Cost Function when output layer has activation other than sigmoid

Hi there,

Prof Ng mentioned in one of his videos that you could use an activation function for the output layer other than Sigmoid. However, all subsequent calculations of Back Prop were based on having a Sigmoid activation function and its cost function (as defined for LR).

Is there a reference or some guidance on how/what to get a Cost Function when the activation function in the output layer is not a Sigmoid, say ReLU (as suggested in one example by Prof Ng).

I’m just trying to get a generalized broad understanding on where we can tweak and play with the algorithm.


Hi @Anas_Al_Zabiby, this seems an interesting query and here’s a thread that you can go through to get an idea on why or why not to use ReLU as an activation function for the output layer.
Also, @paulinpaloalto sir and other mentors could throw other realistic approaches towards this query. Thanks!

Hello, @Anas_Al_Zabiby.

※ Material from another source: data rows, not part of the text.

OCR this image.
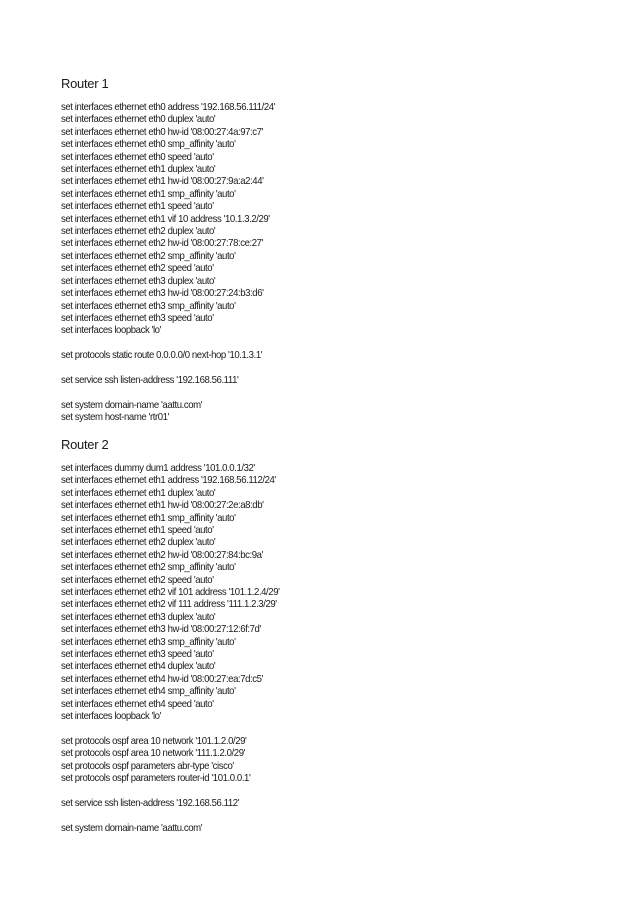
Router 1
set interfaces ethernet eth0 address '192.168.56.111/24'
set interfaces ethernet eth0 duplex 'auto'
set interfaces ethernet eth0 hw-id '08:00:27:4a:97:c7'
set interfaces ethernet eth0 smp_affinity 'auto'
set interfaces ethernet eth0 speed 'auto'
set interfaces ethernet eth1 duplex 'auto'
set interfaces ethernet eth1 hw-id '08:00:27:9a:a2:44'
set interfaces ethernet eth1 smp_affinity 'auto'
set interfaces ethernet eth1 speed 'auto'
set interfaces ethernet eth1 vif 10 address '10.1.3.2/29'
set interfaces ethernet eth2 duplex 'auto'
set interfaces ethernet eth2 hw-id '08:00:27:78:ce:27'
set interfaces ethernet eth2 smp_affinity 'auto'
set interfaces ethernet eth2 speed 'auto'
set interfaces ethernet eth3 duplex 'auto'
set interfaces ethernet eth3 hw-id '08:00:27:24:b3:d6'
set interfaces ethernet eth3 smp_affinity 'auto'
set interfaces ethernet eth3 speed 'auto'
set interfaces loopback 'lo'
set protocols static route 0.0.0.0/0 next-hop '10.1.3.1'
set service ssh listen-address '192.168.56.111'
set system domain-name 'aattu.com'
set system host-name 'rtr01'
Router 2
set interfaces dummy dum1 address '101.0.0.1/32'
set interfaces ethernet eth1 address '192.168.56.112/24'
set interfaces ethernet eth1 duplex 'auto'
set interfaces ethernet eth1 hw-id '08:00:27:2e:a8:db'
set interfaces ethernet eth1 smp_affinity 'auto'
set interfaces ethernet eth1 speed 'auto'
set interfaces ethernet eth2 duplex 'auto'
set interfaces ethernet eth2 hw-id '08:00:27:84:bc:9a'
set interfaces ethernet eth2 smp_affinity 'auto'
set interfaces ethernet eth2 speed 'auto'
set interfaces ethernet eth2 vif 101 address '101.1.2.4/29'
set interfaces ethernet eth2 vif 111 address '111.1.2.3/29'
set interfaces ethernet eth3 duplex 'auto'
set interfaces ethernet eth3 hw-id '08:00:27:12:6f:7d'
set interfaces ethernet eth3 smp_affinity 'auto'
set interfaces ethernet eth3 speed 'auto'
set interfaces ethernet eth4 duplex 'auto'
set interfaces ethernet eth4 hw-id '08:00:27:ea:7d:c5'
set interfaces ethernet eth4 smp_affinity 'auto'
set interfaces ethernet eth4 speed 'auto'
set interfaces loopback 'lo'
set protocols ospf area 10 network '101.1.2.0/29'
set protocols ospf area 10 network '111.1.2.0/29'
set protocols ospf parameters abr-type 'cisco'
set protocols ospf parameters router-id '101.0.0.1'
set service ssh listen-address '192.168.56.112'
set system domain-name 'aattu.com'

In terms of mere feasibility, a wide range of activation functions could be applied in the output layer. But the choice of the output activation should be chosen according to the task at hand.

In (logistic) binary classification, we need an output that can be interpreted as a probability, i.e. a number between zero and one, to decide if an example (e.g. a digitized image) is one of a particular class (e.g. a cat), or not. In terms of probability theory, the sigmoid (i.e. logistic) activation function is a proper “cumulative distribution function” which satisfies the requirement (i.e. axioms) of a probability measure. In this case, ReLU and tanh, for example, are non-starters.

An alternative to the logistic regression model could, for example, the the “probit model” where the cumulative distribution function is that corresponding to the Normal distribution. The shape of probit function closely mimics that of the logistic, but is (way) more burdensome from a computational perspective. Hence, the popularity of the logistic. The main point is that the output activation must be appropriate to the task.

For experimental purposes, just about anything that “squashes” the real line into a [0, 1] range is worth a try. These include the “Heaviside function” and a truncated linear regression model where all z values (linear activations) below zero are set to zero, and those above one are set to one. Good hunting!

1 Like

@kenb sir, good explanation! Thanks!

As Ken said in his great explanation, the choice of activation at the output layer fundamentally depends on what the meaning of the output value is and what you are trying to accomplish with your neural network. If it’s a binary (“yes/no”) classification problem, then Ken explained why ReLU would not be a useful choice. The cases that Prof Ng was probably referring to where ReLU could be used at the output layer is when the purpose of your network is a “regression problem”: that is a problem in which the output is a continuous real number that predicts some other kind of value like a house price or the air temperature or the amount of precipitation. It is perfectly possible to use neural networks to predict other kinds of outputs besides “yes/no” classifications. If you consider the case of trying to predict a stock price, for example, then you could use ReLU as the output activation and then use a “distance based” loss function such as MAE (Mean Absolute Error) or MSE (Mean Squared Error). The point is that you want to choose an appropriate measure for how good or bad your prediction is. In the case you’re trying to predict a positive number that could be between 0 and \infty basically, then the combination of ReLU plus MSE would probably be a good choice. Of course you would need to go through the calculations for both forward and backward propagation to adjust for the new functions. MSE is generally preferred over MAE because the derivatives are better behaved and the quadratic behavior punishes wrong answers more severely than small errors.

1 Like

@paulinpaloalto sir, thank you to you too! Very well explained!

Hi @paulinpaloalto , this makes a lot of sense. It’s exactly what I wanted to know.

I understand the links between gradients and the cost function, and it bothered me that we tweaked hidden layers and argued using different activations, but the output stays as is; it’s a bit trickier especially that it’s linked to a cost function that also needs to change if the output activation outputs anything besides the ‘yes/no’ classification.

That said, thanks for providing your input about the MSE cost with ReLU.

@kenb thanks a lot for the elaborate details. I agree, the output activation must be appropriate to the task, and surely, some tasks demand understanding how the output activation (and its cost if output is outside [0,1]) can change to fit the question asked.